Kamala Nehru College is located at the August Kranti Marg, New Delhi. It was established in the year 1964 and is affiliated to University of Delhi. Kamala Nehru College Delhi University carries an ‘A’ Grade and is one of the most prestigious all-girls colleges of Delhi University, as accredited by National Assessment and Accreditation Council (NAAC). Kamala Nehru College is recognized for its excellent infrastructure which is tallied amongst the best in the University. Kamala Nehru College is among the top 24 Arts colleges affiliated with the University of Delhi (2022 with Rankings) with other prestigious colleges of Delhi University such as Miranda House, Hindu College, Kirori Mal College, and so on.

History

Kamala Nehru college was founded in 1964 by Dr KK Gorowara, as Government College for Women and was located in Defence Colony, New Delhi. In the year 1966 the college was renamed 'Modern College for Women'. Later in 1974 the college was renamed after the freedom fighter, wife of Jawaharlal Nehru, Kamala Nehru, and finally christened Kamala Nehru College. It was then shifted to its present location on August Kranti Marg New Delhi.

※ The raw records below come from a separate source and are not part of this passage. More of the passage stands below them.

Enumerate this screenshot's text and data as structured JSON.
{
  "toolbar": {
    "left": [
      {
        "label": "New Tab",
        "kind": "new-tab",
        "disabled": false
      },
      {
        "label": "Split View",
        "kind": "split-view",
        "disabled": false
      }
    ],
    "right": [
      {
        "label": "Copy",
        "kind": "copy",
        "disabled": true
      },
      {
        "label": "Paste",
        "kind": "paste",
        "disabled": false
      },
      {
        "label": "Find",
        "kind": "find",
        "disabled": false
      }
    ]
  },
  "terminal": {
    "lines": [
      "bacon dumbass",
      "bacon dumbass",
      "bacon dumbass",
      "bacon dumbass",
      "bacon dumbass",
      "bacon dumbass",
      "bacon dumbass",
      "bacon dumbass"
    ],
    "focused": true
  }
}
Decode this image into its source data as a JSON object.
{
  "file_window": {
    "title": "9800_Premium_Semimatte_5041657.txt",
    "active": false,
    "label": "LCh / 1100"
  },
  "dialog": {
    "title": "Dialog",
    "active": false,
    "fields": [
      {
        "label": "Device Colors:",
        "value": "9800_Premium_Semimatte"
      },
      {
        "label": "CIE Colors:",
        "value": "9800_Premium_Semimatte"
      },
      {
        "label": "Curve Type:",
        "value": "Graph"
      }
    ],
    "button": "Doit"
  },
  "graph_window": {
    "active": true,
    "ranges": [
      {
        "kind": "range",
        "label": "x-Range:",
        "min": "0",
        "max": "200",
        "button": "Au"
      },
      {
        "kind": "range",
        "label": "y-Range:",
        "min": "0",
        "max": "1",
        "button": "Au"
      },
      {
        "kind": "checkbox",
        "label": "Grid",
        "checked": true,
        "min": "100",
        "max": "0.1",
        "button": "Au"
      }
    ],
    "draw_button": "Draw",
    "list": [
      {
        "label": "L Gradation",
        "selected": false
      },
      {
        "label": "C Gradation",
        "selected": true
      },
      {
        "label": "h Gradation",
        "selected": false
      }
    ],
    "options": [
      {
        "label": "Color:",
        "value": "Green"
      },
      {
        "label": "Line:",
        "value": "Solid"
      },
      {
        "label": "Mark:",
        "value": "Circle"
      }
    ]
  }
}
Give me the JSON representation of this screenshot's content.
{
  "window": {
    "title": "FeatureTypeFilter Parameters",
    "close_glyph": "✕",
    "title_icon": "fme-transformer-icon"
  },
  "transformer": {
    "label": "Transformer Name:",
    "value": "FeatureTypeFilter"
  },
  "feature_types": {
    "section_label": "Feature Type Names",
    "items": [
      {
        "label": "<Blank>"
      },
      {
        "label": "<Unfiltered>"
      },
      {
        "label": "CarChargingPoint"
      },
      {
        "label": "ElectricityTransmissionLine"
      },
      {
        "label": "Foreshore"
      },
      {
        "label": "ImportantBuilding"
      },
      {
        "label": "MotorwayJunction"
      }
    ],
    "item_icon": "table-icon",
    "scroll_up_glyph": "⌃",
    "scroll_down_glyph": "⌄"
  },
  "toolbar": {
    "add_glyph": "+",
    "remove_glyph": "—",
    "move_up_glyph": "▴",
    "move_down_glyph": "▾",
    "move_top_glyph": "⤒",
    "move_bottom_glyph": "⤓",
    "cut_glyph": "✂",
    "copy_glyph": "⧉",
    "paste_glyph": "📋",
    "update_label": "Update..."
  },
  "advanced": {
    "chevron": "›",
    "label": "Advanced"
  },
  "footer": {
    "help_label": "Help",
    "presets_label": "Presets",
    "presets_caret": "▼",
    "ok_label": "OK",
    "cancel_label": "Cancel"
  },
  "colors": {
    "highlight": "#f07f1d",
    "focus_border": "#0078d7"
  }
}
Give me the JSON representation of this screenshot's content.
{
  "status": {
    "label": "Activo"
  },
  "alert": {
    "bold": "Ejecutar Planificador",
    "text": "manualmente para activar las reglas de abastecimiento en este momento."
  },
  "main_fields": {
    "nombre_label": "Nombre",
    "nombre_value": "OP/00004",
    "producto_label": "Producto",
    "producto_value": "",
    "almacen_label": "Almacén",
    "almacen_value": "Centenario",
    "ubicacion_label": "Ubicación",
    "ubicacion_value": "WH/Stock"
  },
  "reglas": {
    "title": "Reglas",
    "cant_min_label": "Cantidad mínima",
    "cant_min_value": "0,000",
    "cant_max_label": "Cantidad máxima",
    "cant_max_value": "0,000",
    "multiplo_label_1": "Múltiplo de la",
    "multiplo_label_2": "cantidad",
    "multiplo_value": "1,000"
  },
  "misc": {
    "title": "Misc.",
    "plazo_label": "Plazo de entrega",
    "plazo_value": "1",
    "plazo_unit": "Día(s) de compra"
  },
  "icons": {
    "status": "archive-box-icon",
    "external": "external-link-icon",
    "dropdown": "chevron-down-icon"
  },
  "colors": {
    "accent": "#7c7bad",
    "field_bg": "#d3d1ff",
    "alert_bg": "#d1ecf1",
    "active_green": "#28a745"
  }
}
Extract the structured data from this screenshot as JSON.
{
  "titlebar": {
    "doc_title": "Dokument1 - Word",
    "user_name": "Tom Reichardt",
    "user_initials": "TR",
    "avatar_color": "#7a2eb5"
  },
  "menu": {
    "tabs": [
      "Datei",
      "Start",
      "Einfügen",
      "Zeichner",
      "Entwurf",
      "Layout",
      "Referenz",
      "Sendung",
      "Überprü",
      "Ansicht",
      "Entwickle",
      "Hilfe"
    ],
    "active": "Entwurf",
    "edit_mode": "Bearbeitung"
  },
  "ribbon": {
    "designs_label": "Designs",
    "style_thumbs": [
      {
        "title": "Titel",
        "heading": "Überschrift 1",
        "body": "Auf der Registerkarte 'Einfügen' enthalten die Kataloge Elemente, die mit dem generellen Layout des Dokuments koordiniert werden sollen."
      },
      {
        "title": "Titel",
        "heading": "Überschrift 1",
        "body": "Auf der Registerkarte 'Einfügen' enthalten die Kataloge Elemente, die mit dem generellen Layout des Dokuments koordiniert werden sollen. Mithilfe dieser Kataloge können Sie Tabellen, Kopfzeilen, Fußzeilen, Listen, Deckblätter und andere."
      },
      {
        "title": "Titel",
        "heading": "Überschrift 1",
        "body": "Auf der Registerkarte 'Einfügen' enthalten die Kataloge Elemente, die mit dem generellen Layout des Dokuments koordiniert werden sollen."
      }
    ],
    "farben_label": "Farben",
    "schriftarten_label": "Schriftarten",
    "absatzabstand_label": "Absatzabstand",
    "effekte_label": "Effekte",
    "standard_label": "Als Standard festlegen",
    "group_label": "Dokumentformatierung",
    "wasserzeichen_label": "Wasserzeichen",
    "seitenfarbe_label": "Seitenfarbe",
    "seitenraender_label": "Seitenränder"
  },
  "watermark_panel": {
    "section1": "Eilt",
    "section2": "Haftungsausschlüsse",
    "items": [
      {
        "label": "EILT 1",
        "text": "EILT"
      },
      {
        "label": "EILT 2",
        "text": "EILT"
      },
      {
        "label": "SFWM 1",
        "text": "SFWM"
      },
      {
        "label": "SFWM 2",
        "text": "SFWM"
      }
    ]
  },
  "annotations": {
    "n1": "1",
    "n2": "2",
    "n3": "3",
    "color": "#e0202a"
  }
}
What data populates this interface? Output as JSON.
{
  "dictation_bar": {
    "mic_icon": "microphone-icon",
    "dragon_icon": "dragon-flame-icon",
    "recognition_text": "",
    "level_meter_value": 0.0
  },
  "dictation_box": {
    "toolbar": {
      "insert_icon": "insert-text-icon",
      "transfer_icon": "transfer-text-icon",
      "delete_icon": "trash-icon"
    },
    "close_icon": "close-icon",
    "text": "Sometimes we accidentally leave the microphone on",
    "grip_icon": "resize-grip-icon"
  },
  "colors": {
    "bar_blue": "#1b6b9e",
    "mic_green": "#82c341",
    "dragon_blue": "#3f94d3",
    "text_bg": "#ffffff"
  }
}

When the college was started it just had 16 staff members and 209 students passed out in the first batch in 1968. The College Magazine ‘Swati’ was launched in the academic year 1965–66. Further in 1966–67, the college was renamed as ‘Modern College for Women’ and in 1967-68 the College Magazine acquired a new name ‘Apoorva’. On 21 November 1972, the foundation stone for a new building was laid at Hauz Khas (at present August Kranti Marg) by then President Shri V.V.Giri. The college was given a new name and it became Kamala Nehru College.  In 1974, on the occasion of Founder's Day, Mrs. Indira Gandhi visited the new building, unveiled the plaque and planted saplings.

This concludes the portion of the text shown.